Para o cinema enquanto técnica, o Mestre do Suspense conseguiu muito dos seus efeitos por meio de truques de câmera. Dentre eles, o “Efeito Hitchcock”, também conhecido como Travelling ou Dolly Zoom. Aplicado na obra “Um Corpo que Cai” (1950), o método simula o efeito de vertigem e distorce a cena. A sensação transmitida é de desorientação, com um objeto fixo focado e a movimentação do cenário ao redor. Outro favorito do século passado, “Poltergeist”, de Steven Spielberg, constrói um corredor infinito a partir do truque.
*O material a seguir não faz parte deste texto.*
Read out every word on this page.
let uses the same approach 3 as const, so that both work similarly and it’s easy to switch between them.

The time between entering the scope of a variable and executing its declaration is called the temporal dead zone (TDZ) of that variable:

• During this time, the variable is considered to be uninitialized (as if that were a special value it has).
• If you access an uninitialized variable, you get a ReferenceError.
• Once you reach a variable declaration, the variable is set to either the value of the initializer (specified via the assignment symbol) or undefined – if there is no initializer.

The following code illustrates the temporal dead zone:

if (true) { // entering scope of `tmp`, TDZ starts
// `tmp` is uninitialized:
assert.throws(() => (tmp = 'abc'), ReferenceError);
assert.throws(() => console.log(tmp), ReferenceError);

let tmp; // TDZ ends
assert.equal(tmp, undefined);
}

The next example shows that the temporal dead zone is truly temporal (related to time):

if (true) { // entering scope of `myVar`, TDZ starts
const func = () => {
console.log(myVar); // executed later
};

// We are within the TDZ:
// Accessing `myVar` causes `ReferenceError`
Obras como “Psicose”, “Tubarão” e Apollo 13” também fazem o uso do efeito.

No dicionário hitchcockiano, outra palavra importante é o MacGuffin. “É uma coisa que aparentemente é importante, mobiliza toda a história, mas no fundo nem importa o que é. Dezenas de filmes usam essa técnica. A maleta de ‘Pulp Fiction’, que os personagens de Travolta e Samuel Jackson recuperam. Ninguém nem sabe o que tem dentro, mas toda a trama é causada por ela, gira em torno dela. Os planos dos inimigos de super heróis, para dominar ou destruir o mundo, muitas vezes são MacGuffin”, explica Lyra.

Construção de filmes em storyboards, uso de planos sequência, papéis destaques para mulheres e tópicos polêmicos, como adultério, Alfred Hitchcock explorou de tudo e inovou na maneira de produzir as suas obras. Por isso, seu nome está eternizado como um marco na história da sétima arte. Com as gerações, outros nomes virão, e, dessa forma, Francis Ford Coppola, Steven Spielberg, Martin Scorsese, M. Night Shyamalan, e o próprio Jordan Peele, naturalmente apresentarão certa similaridade. “Quase todo ano algum crítico fala sobre esse ou aquele serem novos Hitchcocks. Nunca são, e nem é importante que sejam. Importante é apenas que sejam bons”, conclui Lyra.